Northern Prairie Wildlife Research Center
Collected only south and west of the Missouri River in North Dakota, Northern Bahia also occurs from southern Saskatchewan to northern Mexico, mostly in the High Plains east of the Rocky Mountains at elevations up to 7,500 feet. The plant was formerly placed in the genus Bahia.
Northern Bahia is a perennial herb or subshrub about six inches tall. One to eight stems arise from a thin taproot. Fine hairs and glands on leaves and stems make plants appear gray-olive green. Leaves are opposite and parted three times into narrow segments. Each much-branched stem bears 5-20 flower heads about three eighths of an inch wide. Each head bears four to seven ray flowers that are paler yellow than the 30-40 disc flowers. Seeds (achenes) are only about an eighth of an inch long and have no long bristles to carry them in the wind.
Look for Northern Bahia from June to September on dry clays and gravels in native pastures. A few more plants seem to occur where grazing is heavy or moderate, except perhaps during extreme drought. The plant also readily invades roadgrades or other disturbed areas. I could find no mention of economic uses for the plant.
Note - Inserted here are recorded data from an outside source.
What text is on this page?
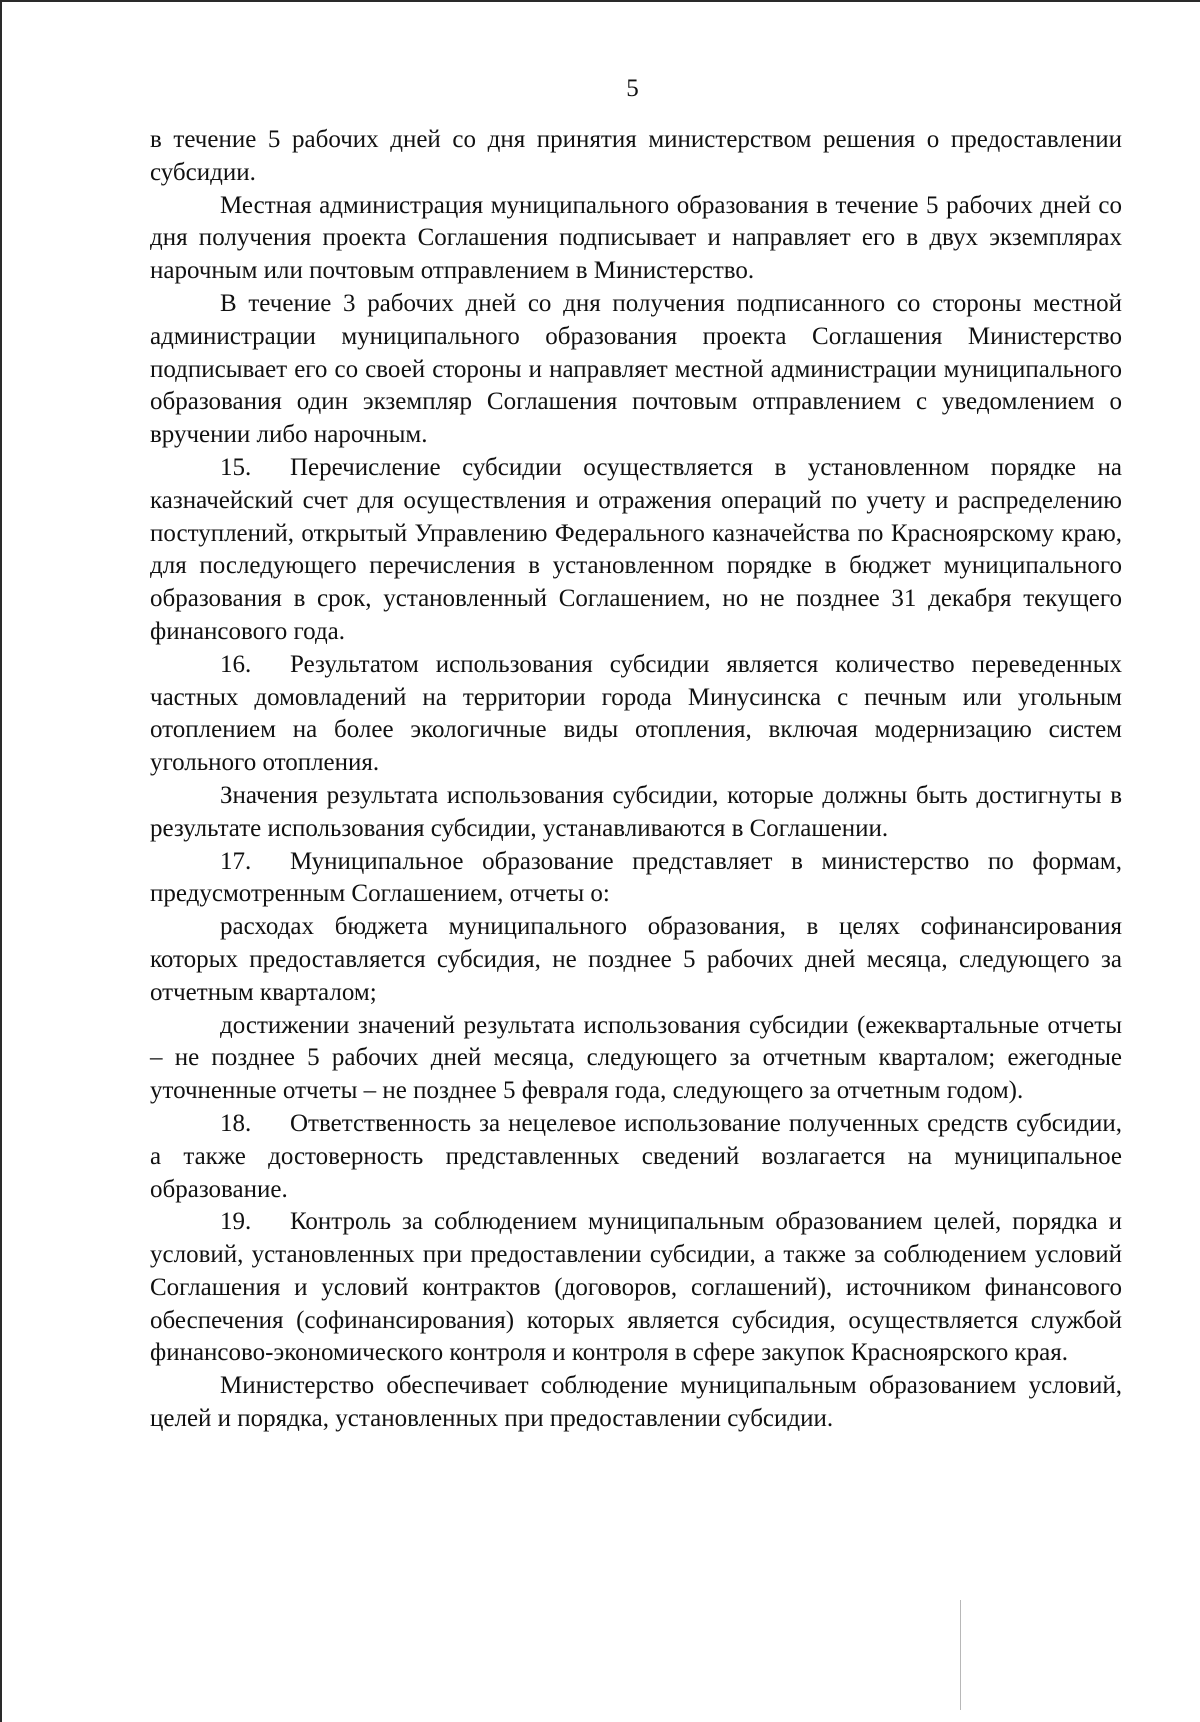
5

в течение 5 рабочих дней со дня принятия министерством решения о предоставлении субсидии.

Местная администрация муниципального образования в течение 5 рабочих дней со дня получения проекта Соглашения подписывает и направляет его в двух экземплярах нарочным или почтовым отправлением в Министерство.

В течение 3 рабочих дней со дня получения подписанного со стороны местной администрации муниципального образования проекта Соглашения Министерство подписывает его со своей стороны и направляет местной администрации муниципального образования один экземпляр Соглашения почтовым отправлением с уведомлением о вручении либо нарочным.

15. Перечисление субсидии осуществляется в установленном порядке на казначейский счет для осуществления и отражения операций по учету и распределению поступлений, открытый Управлению Федерального казначейства по Красноярскому краю, для последующего перечисления в установленном порядке в бюджет муниципального образования в срок, установленный Соглашением, но не позднее 31 декабря текущего финансового года.

16. Результатом использования субсидии является количество переведенных частных домовладений на территории города Минусинска с печным или угольным отоплением на более экологичные виды отопления, включая модернизацию систем угольного отопления.

Значения результата использования субсидии, которые должны быть достигнуты в результате использования субсидии, устанавливаются в Соглашении.

17. Муниципальное образование представляет в министерство по формам, предусмотренным Соглашением, отчеты о:

расходах бюджета муниципального образования, в целях софинансирования которых предоставляется субсидия, не позднее 5 рабочих дней месяца, следующего за отчетным кварталом;

достижении значений результата использования субсидии (ежеквартальные отчеты – не позднее 5 рабочих дней месяца, следующего за отчетным кварталом; ежегодные уточненные отчеты – не позднее 5 февраля года, следующего за отчетным годом).

18. Ответственность за нецелевое использование полученных средств субсидии, а также достоверность представленных сведений возлагается на муниципальное образование.

19. Контроль за соблюдением муниципальным образованием целей, порядка и условий, установленных при предоставлении субсидии, а также за соблюдением условий Соглашения и условий контрактов (договоров, соглашений), источником финансового обеспечения (софинансирования) которых является субсидия, осуществляется службой финансово-экономического контроля и контроля в сфере закупок Красноярского края.

Министерство обеспечивает соблюдение муниципальным образованием условий, целей и порядка, установленных при предоставлении субсидии.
These plants are members of the sunflower family (Asteraceae). Aster means "star" in Greek, in reference to the radiate arrangement of the flowers in the heads. The family contains over 15,000 species, more than any other family in North Dakota as well as nearly every country in the North Temperate Zone.
The generic name Picradeniopsis means "looks like Picradenia" (another plant in the family) and is derived from the Greek picros "sharp," and adenia, "gland," likely in reference to the achenes. The specific name oppositifolia means "opposite-leaved" in botanical Latin.
Northern Bahia was first described for science in 1818 by the eminent English botanist-naturalist Thomas Nuttall (1786-1859). He visited the Mandan villages along the Missouri River in 1810-1811.